Thorkell thought that the question sounded curious, idle, even, as if Harald had only just considered the matter.
“I will not, lord,” Authun answered. Again, his voice was clear and unwavering.
“What if,” Harald asked, “I give you twice the price which you paid? Would you let me have the bear then? That would, after all, be much more in your favour then, especially since you gave all you own for that bear, from what I heard.”
“I will not, lord,” Authun repeated steadfastly.
“Well, would you give me the bear then?” Harald demanded, exasperated. In his mead-addled brain, Thorkell thought that his king sounded quite desperate and, with some stretch of the imagination, Harald could almost be said to be begging Authun for the bear.

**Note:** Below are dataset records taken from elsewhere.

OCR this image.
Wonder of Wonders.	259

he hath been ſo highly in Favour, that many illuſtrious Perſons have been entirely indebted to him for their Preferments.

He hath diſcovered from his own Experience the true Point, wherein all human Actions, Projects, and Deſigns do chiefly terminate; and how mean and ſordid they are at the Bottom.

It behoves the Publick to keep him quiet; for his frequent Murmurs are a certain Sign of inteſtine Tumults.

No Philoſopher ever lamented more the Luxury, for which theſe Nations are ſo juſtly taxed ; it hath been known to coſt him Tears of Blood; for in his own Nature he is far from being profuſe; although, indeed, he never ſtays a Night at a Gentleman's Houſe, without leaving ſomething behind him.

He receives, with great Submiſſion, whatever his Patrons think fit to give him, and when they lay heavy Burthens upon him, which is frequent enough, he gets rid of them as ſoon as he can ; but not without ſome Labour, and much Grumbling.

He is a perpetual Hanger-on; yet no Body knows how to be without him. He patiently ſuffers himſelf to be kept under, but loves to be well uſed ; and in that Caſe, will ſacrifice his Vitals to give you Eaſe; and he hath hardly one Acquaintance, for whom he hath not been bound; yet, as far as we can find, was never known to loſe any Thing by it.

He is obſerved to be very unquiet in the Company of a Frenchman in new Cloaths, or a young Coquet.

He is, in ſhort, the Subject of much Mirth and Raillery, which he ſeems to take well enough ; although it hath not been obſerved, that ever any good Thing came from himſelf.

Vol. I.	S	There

“No, lord,” Authun said, almost regretfully.
“But what on earth do you intend to do with the beast?” the king asked, by now confused.
“Um,” began Authun, suddenly aware of the danger in which he now found himself but unable to tell bare-faced lies to the man nicknamed ‘Hard-Ruler’. He hesitated, trying to find the best way of explaining his intentions to Harald. “Um, I have the intention to go to Denmark and present it to King Sweyn.”
King Harald’s men stared at Authun. Thorkell suddenly recovered his composure, despite the alcohol, for here was a man upon whom Harald was more likely to bring down his wrath. Harald wanted the bear, was prepared to pay vast sums to own the creature, and the man who did own it refused to sell it on the grounds that he wished to give it to Harald’s greatest enemy.
“Can it really be that you are a man so ignorant that you have not heard of the war which exists between us and Denmark? Surely in Iceland you have heard! Or do you honestly think that your luck is so great that you will manage to get to Denmark, unscathed, with such a valuable gift, even though others, on more urgent errands, don’t?” Harald exclaimed, scornfully.
Authun replied: “Lord, I know it is in your power to allow me safe travel or not, but surely nothing agrees between us but that which we had earlier intended.”
Harald considered him carefully. “Hmm. Well, if I allow you and your bear safe travel to Denmark, then you must return to me and tell me how King Sweyn rewards your gift and may it be that you are fortunate in your endeavour.”
“That I promise you that I will do,” Authun vowed.
At this, Harald called for someone to bring Authun a horn of mead and the midsummer festivities continued.